Now that he brings a new work to the stage with The Third Story, we welcome the event as another highlight in our theater-going lives, and we only regret that, having completed our film about his life and work, we were not there behind-the-scenes to document the process of another Charles Busch production. We always knew during our five years on his story that we were witness to the workings of a national treasure, and whether we were hearing his side-splitting and sometimes wrenching life-stories unfold in his Village apartment or backstage at some dusty New York theater, we had the time of our lives. We think that fun spirit of discovery is captured in our film.

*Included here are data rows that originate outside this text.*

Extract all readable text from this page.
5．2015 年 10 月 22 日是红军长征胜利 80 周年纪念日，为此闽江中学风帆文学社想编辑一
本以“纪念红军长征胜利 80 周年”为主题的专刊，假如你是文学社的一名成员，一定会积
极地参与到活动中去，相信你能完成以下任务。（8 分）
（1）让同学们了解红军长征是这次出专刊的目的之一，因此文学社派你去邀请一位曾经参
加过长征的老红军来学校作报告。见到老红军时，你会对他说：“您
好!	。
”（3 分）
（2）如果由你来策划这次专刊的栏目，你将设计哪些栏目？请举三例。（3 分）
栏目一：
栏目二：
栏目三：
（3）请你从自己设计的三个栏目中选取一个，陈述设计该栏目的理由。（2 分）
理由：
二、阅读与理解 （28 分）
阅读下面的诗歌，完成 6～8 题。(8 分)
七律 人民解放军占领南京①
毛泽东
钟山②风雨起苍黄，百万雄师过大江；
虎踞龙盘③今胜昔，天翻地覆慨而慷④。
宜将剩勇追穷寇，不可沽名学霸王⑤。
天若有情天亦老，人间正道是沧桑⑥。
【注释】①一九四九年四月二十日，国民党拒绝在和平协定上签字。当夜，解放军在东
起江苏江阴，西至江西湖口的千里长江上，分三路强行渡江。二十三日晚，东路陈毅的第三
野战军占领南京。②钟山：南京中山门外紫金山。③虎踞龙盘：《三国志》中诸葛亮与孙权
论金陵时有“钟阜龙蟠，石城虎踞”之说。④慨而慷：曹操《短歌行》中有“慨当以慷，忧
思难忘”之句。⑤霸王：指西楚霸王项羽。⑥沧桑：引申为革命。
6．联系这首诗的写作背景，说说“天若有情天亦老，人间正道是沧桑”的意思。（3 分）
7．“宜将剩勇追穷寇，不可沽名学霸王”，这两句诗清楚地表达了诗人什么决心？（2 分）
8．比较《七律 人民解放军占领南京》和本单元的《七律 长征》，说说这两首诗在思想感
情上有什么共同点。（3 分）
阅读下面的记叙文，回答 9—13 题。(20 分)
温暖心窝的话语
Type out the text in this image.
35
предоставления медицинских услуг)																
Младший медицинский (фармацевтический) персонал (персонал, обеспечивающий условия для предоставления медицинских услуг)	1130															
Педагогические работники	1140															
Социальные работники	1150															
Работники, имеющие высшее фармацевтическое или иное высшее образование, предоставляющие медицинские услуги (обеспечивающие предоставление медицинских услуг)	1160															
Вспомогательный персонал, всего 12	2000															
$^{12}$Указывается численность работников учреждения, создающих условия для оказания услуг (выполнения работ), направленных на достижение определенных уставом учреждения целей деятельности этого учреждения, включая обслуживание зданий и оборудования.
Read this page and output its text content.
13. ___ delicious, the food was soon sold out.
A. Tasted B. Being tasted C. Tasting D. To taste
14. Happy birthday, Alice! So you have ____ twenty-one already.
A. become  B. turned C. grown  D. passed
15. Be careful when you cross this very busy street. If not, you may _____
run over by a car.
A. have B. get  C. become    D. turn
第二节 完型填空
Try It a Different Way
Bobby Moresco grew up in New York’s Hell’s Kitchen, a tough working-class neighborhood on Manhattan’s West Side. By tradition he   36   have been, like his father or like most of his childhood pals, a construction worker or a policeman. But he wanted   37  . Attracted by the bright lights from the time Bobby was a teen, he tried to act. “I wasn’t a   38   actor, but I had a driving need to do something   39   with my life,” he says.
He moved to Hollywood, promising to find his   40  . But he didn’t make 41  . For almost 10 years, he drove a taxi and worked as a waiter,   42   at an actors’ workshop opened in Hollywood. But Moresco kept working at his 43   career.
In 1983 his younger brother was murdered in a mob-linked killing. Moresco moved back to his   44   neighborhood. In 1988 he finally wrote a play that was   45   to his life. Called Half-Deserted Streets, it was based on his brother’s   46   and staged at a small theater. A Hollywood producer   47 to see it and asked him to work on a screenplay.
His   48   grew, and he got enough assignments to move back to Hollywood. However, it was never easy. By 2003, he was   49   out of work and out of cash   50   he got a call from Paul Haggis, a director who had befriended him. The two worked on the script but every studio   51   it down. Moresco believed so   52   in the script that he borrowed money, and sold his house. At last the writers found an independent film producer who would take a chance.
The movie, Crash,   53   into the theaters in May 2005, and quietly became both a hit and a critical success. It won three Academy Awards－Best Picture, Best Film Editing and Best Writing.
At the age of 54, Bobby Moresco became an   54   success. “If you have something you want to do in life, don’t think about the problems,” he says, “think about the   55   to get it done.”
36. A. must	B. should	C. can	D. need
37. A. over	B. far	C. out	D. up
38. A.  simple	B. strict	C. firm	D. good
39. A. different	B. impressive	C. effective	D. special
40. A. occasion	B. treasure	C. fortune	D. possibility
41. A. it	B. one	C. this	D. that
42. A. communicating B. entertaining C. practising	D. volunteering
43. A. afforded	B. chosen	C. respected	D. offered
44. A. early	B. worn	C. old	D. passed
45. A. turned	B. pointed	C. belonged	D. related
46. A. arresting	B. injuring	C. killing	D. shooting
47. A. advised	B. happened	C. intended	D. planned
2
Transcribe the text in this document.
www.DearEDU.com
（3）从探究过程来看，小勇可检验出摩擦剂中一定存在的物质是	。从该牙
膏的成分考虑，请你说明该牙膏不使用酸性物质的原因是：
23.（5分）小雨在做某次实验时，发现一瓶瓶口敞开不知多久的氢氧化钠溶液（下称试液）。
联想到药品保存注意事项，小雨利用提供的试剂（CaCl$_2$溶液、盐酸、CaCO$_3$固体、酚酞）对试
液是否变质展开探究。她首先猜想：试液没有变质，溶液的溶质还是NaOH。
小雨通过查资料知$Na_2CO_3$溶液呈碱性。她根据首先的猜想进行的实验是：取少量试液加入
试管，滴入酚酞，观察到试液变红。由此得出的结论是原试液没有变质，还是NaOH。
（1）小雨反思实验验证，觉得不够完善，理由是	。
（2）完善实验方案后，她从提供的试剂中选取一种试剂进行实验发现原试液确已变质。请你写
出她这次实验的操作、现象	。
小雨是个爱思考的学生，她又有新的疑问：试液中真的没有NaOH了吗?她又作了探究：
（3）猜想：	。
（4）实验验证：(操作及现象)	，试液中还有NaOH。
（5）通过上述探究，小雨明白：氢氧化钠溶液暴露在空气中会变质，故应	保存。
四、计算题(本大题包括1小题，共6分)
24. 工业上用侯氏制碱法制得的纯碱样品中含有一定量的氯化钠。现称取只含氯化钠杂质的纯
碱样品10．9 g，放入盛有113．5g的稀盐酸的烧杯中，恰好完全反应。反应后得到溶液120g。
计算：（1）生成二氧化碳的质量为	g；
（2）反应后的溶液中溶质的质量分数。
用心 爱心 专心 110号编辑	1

After finishing The Lady Question is Charles Busch we traveled the film festival circuit with Charles to take questions from audiences eager to learn more, many of them wondering how he was able to break out in NY Theater in the 1980’s against impossible odds. We conducted our last post-screening discussion some two years ago, and so we are thrilled to once again be down front with the inimitable Charles Busch on February 10th in a post-performance discussion after The Third Story with MCC Theater. As Charles' story continues we can't wait to take our place in the darkened theater among his eager audience.

Monday, February 2, 2009

Score!

Posted by Lewis Flinn, composer

The music in The Third Story is an exercise in theme and development.  The first trick was composing a theme, a short melodic hook, that sounded at home in all the various worlds of this play - a nineteenth century Russian fairy tale, a 1940's Hollywood gangster film, and the lab of a mad scientist.  It needed to be able to be reinterpreted for both romantic scenes and action scenes.  Once that melody was discovered, the next trick was making it all sound authentic (not a pastiche) and believably orchestral.  Of course, there is no budget to hire an orchestra, so it all had to be done by me on my computer, using samples of real players and some music production tricks.  Finally, there was the challenge of the scope of the score - there are over 120 music cues, ranging from short transitions to long underscores.  The latter is often compromised of several overlapping elements that blend in and out at particular points in a scene so that the music remains specific to the dramatic moment.  Just like a real film score.  Hopefully.